NACHTSCHATTEN/NIGHT SHADOWS
Poem
by Selma Meerbaum-Eisinger
Translated from the German by Carlie Hoffman
The trees are doused in soft light,
each leaf glistens, trembles in wind.
Sky, silk-blue and clear,
like dewdrops shed from the morning wind.
Caged firs in a hushed blush
bow to their majesty, the wind.
Behind the poplars, the moon squints at a smiling child
who is already waving, Hallo.
Underbrush is miraculous in wind:
now silver, now, bright green
and, soon, like moonlight on golden hair,
again it is blooming.
I want to live.
Look, life is so colorful.
There are so many beautiful spheres.
Mouths wait, laugh, glow,
express joy.
Just look at the road as it rises:
so wide and bright, as though waiting for me.
And somewhere far away, restless and sobbing,
is the longing streaming through you and me.
The wind roars through the forest, calling—
Our life can sing.
The air is tender, quiet, and cold,
the distant poplar waves and waves.
I want to live.
I want to laugh and bear all my burdens
I want to fight, know love, know hate
I want to hold sky in my hands
I want to be free and breathe and scream.
I do not want to die. No!
Life is red.
Life is mine
mine and yours
Mine.
Why are the cannons roaring?
Why must we die
for glittering gold?
Here is the moon.
Here.
Close.
Closer.
I have to wait.
For what?
They die
the numbers pile up.
Never rise again.
Never and never.
I want to live.
Brother, you, too.
Breath
steams from our mouths.
Life is colorful.
You want to kill me.
Why?
The forest weeps
like a thousand flutes.
The moon glows silver against blue.
The poplars are gray.
The wind roars at me.
The street is bright.
Then
then they come
and strangle me.
Me and you.
Dead.
Life is red
roars and laughs.
Overnight
I am
dead.
A shadow of one
tree haunts the moon.
You can hardly see.
A tree.
A
tree.
A life
can cast shadows
across
the moon.
A
life.
Bodies after bodies
they die.
Never rise again.
Never
and
never.
Selma Meerbaum-Eisinger was a Jewish, German-language poet from Bukovina, Romania.She was the cousin of the great Holocaust poet Paul Celan. In December 1942, at the age of 18, Meerbaum-Eisinger died of typhus while incarcerated in a Nazi SS forced-labor camp in Ukraine. Before her deportation, Meerbaum-Eisinger gave her poetry manuscript, Blütenlese, to a close friend in hopes she could deliver it to her boyfriend. The poems were written in Czernowitz between May 1939 and December 1941, those dating from October 1941 being written while imprisoned in the ghetto. The fact that the manuscript survived is astonishing, as there were several close calls where it would have been lost forever.
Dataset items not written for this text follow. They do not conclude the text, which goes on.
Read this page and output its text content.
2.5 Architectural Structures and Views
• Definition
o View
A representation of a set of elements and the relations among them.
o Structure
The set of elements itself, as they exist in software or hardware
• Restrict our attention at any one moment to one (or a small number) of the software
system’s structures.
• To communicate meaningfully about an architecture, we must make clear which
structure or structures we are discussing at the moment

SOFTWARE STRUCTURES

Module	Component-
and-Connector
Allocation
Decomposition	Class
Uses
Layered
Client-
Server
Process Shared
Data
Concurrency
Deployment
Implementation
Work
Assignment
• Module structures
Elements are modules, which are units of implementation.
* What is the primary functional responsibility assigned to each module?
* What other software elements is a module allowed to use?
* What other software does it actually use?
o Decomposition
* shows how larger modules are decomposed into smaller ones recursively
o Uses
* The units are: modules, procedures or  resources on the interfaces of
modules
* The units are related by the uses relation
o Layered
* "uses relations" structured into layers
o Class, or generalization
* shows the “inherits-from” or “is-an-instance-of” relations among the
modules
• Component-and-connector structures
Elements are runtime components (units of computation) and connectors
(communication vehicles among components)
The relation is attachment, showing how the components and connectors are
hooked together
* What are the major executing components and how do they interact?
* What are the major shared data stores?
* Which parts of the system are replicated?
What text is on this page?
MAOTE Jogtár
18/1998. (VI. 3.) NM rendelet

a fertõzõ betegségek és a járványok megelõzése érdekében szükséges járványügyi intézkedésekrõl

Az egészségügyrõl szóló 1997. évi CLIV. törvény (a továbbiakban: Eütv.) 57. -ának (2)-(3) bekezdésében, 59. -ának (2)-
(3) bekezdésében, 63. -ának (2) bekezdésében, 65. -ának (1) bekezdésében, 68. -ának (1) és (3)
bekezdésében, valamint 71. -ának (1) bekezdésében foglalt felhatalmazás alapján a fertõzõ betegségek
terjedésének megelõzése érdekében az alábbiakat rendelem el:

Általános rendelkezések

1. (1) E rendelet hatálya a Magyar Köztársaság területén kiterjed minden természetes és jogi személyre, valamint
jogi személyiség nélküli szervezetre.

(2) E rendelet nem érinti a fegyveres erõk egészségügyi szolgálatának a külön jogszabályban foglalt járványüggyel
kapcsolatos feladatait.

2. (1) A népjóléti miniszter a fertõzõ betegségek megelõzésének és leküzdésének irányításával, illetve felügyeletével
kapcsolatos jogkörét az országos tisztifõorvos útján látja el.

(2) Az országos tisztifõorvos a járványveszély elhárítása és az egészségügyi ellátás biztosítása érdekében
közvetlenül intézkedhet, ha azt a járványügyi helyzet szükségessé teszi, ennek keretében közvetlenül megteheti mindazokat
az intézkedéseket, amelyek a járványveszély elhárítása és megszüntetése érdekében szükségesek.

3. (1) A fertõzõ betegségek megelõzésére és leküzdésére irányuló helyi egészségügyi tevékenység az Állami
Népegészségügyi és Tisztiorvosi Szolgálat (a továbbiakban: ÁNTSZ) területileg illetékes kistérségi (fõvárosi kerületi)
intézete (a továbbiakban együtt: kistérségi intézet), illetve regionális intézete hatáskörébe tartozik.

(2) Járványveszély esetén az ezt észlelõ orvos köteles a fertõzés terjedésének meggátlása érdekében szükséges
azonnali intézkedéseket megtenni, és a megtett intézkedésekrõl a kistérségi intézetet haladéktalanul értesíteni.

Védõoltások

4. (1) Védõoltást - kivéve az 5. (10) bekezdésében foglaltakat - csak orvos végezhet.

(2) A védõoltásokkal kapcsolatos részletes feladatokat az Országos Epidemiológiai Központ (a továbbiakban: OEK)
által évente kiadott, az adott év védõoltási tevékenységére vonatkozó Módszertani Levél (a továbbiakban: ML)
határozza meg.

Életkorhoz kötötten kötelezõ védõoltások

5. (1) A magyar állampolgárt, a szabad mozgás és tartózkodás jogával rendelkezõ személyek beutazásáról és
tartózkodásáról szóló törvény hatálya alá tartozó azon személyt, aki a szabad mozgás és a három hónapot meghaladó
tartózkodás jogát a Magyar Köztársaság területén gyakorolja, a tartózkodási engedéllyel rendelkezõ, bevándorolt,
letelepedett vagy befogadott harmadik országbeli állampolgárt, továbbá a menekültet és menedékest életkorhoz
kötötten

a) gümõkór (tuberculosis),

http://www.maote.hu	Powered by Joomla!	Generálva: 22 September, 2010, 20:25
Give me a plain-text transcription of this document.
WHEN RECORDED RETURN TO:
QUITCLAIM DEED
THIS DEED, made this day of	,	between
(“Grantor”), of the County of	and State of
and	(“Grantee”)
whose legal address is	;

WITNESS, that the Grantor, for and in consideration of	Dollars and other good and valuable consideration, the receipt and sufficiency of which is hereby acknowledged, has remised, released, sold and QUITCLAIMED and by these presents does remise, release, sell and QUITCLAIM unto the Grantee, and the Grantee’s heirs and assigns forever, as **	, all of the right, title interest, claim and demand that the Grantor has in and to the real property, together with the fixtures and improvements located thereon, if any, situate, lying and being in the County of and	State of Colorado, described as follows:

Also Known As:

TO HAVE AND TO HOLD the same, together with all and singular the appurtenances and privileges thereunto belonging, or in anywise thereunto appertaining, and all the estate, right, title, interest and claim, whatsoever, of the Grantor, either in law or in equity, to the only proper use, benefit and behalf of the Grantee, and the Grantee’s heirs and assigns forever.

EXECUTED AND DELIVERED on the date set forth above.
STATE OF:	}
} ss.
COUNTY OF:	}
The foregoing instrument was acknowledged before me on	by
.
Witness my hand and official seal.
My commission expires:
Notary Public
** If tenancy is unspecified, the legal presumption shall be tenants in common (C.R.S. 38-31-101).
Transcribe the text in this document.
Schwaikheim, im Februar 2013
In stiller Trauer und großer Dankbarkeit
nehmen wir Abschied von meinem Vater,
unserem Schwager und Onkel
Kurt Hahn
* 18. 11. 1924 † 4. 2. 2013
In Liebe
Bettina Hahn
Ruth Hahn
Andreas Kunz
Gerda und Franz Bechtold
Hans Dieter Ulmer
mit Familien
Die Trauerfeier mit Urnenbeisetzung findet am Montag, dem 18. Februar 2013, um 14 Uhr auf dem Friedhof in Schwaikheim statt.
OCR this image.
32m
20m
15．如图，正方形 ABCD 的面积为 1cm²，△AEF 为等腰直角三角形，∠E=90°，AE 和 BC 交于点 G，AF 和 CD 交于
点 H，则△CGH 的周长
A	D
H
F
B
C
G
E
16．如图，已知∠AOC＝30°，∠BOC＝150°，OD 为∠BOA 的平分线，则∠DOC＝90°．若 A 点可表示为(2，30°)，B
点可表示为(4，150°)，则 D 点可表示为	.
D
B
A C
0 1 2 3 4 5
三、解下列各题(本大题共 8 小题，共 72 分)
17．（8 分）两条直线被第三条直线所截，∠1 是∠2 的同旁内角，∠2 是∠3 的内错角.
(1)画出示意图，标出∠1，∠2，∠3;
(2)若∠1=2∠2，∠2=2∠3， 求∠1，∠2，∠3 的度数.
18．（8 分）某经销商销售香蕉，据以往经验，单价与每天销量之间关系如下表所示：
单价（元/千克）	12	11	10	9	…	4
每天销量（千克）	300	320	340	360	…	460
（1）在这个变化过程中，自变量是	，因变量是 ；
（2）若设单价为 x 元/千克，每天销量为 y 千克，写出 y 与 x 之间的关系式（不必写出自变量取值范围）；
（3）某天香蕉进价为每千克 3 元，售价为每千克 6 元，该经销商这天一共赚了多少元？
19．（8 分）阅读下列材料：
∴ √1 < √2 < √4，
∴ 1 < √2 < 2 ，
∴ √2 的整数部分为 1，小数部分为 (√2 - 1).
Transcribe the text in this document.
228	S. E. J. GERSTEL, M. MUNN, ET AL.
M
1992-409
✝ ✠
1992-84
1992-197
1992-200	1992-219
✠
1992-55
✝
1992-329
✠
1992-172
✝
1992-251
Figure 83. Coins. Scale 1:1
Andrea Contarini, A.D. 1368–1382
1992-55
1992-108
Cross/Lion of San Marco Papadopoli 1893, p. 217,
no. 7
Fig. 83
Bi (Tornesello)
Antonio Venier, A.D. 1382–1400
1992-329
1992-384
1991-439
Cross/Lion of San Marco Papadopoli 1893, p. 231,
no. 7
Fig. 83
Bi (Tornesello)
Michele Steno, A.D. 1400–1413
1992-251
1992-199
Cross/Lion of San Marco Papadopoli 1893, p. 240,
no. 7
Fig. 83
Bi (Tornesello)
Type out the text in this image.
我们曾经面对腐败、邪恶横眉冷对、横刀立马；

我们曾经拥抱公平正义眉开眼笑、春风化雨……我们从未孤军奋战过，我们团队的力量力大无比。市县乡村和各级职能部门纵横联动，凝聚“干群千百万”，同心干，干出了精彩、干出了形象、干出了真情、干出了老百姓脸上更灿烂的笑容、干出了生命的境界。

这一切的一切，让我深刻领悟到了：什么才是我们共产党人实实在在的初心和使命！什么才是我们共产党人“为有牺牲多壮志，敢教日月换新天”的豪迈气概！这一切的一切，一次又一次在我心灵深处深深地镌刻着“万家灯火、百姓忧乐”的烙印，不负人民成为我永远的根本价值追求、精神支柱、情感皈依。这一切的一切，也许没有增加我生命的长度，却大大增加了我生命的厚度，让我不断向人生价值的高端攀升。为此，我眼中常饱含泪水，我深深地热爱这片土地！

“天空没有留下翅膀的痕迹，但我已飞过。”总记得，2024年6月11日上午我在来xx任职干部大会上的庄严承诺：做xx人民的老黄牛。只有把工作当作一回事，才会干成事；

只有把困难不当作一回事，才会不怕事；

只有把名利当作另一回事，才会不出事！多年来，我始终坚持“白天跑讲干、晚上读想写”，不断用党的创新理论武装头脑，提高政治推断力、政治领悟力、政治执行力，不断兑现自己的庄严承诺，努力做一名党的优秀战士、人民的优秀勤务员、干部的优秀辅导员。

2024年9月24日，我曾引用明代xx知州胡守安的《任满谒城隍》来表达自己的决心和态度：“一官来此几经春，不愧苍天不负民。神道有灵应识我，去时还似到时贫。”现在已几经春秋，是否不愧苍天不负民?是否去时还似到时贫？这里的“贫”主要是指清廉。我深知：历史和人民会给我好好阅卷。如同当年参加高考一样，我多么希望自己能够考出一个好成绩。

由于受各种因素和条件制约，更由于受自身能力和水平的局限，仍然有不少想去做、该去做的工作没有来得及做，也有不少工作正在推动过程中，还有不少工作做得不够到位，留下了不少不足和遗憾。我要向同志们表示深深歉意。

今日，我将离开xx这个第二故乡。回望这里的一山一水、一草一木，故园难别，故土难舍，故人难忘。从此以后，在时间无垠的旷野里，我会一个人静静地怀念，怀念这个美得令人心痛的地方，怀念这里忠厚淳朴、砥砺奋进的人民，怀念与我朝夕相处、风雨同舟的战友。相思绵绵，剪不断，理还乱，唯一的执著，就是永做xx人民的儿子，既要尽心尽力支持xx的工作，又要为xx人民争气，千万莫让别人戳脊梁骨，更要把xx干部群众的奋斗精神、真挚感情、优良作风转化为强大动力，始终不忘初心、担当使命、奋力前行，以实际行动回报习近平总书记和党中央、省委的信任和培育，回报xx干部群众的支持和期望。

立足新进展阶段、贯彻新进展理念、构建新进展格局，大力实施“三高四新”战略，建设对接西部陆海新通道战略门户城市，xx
Her circumstance is similar to Anne Frank, though Frank’s father survived the holocaust, and thus, was able to make Frank’s work known to a larger audience. Meerbaum-Eisinger and her family perished, so her work got lost over time, and it took time to get her poetry published in the English speaking world.
The above posted "Poem" is the most haunting poem I have read in recent times.It takes us on an emotional journey describing in visceral detail the torture and torment of imprisonment in the ghetto. Here, Meerbaum-Eisinger explicitly predicts her death. This poem is beautiful, insightful, stark, lyrical, poignant and above all deeply moving.